There are big-name ‘pro-tubers’ who have posted series of articles on ‘basic 3d printer skills’ with “Pruzah 3d Printer model XYZ-a19a…” leading every title.
The ‘meat’ of the posts is almost completely generic, very little applies to only ‘Pruzah’.
Are y’all trying to sell printers, or teaching tech?
I’m not 100% sure what you’re getting at with this mantic rant, but the techniques described in this video are absolutely 100% specific to the way models are generated in OpenSCAD and aren’t directly relatable to Blender in any way. So…I guess you agree with the way it was presented.
The Prusa name on everything is a major turn off for me as well. He acts like he is the 3d printer be all end all. If anything he is holding back the community. Prusament. Cute. With an ego like that good luck.
Making fixtures and jigs, even if they are one offs, is a big advantage of 3D printing.
I mentor a high school FIRST Robotics team and we built a robot in the off season where we created jigs to drill the mounting holes for various electronics and other components. Mark the location of a single hole, clamp the jig, and drill the rest. First time we haven’t had to hog holes or swiss cheese some things.
I’ve done it for other stuff including things around the house.
Design is easy, the parts are cheap, the results greatly improved.
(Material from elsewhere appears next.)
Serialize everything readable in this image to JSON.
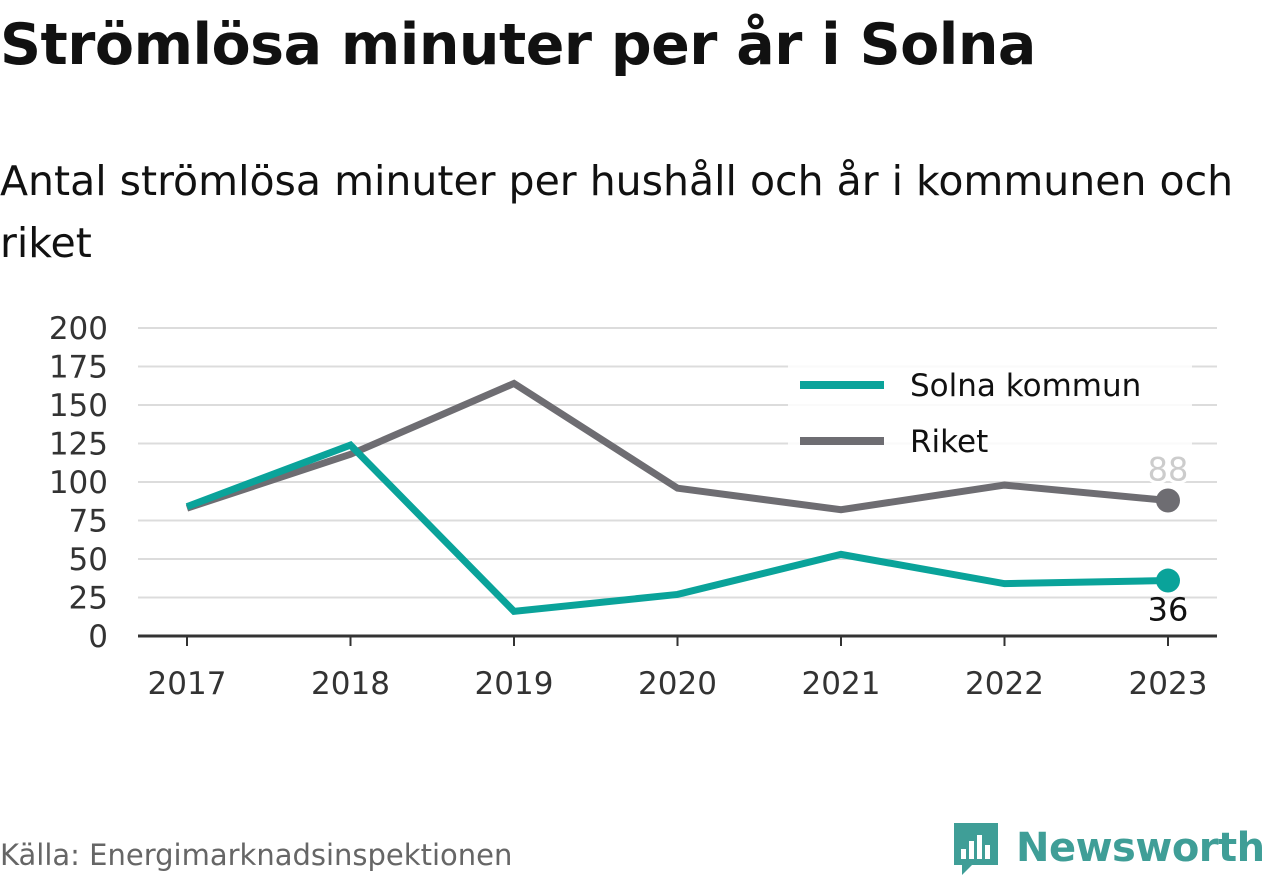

i’ve been doing this for a few projects, but so far i have included the jig as part of the end product…like i print a bracket with 2 angled holes for 1/2″ dowel to go through, and then i hold it in place to drill the appropriate angled/spaced holes in a plywood base, and then i slide the dowels through the jig and into the plywood, leaving the jig in place. i don’t need the jig for strength, but i designed it to be a spacer in the final product. (i could easily have used a chunk of wood instead)
Never really thought about using a 3D printer to make woodworking jigs before but I like the idea. This makes me look forward to going back into the shed again when the weather gets warmer.
You could also use this same technique easily with Fusion 360, and – despite my software background – it’s going to be a lot faster in Fusion 360.
Fusion 360 also supports parametric design, so you can easily do the design one time and easily tweak the dimensions.
But, Fusion 360 is not free. Thanks, I’ll pass.
Fusion 360 also supports lulling their users into a false sense of security that their models are and will always be available to them in the cloud.
Sure, it has all the bells and whistles that OpenSCAD doesn’t. But I can live with that, knowing all my drawings/scripts efforts are 100% under my control.
“Person uses 3d printer for what 3d printers are for”
If the holes are the wear point where you need 10.5 hrs to print a new jig, why not leave room for shoulder washers?
That framing accuracy is a stupid idea and a waste of time. By the time he’s finished creating a jig, printing, printing. I would have done the project for it. Nobody will know that I was off by a millimeter or a degree following drywall and paint.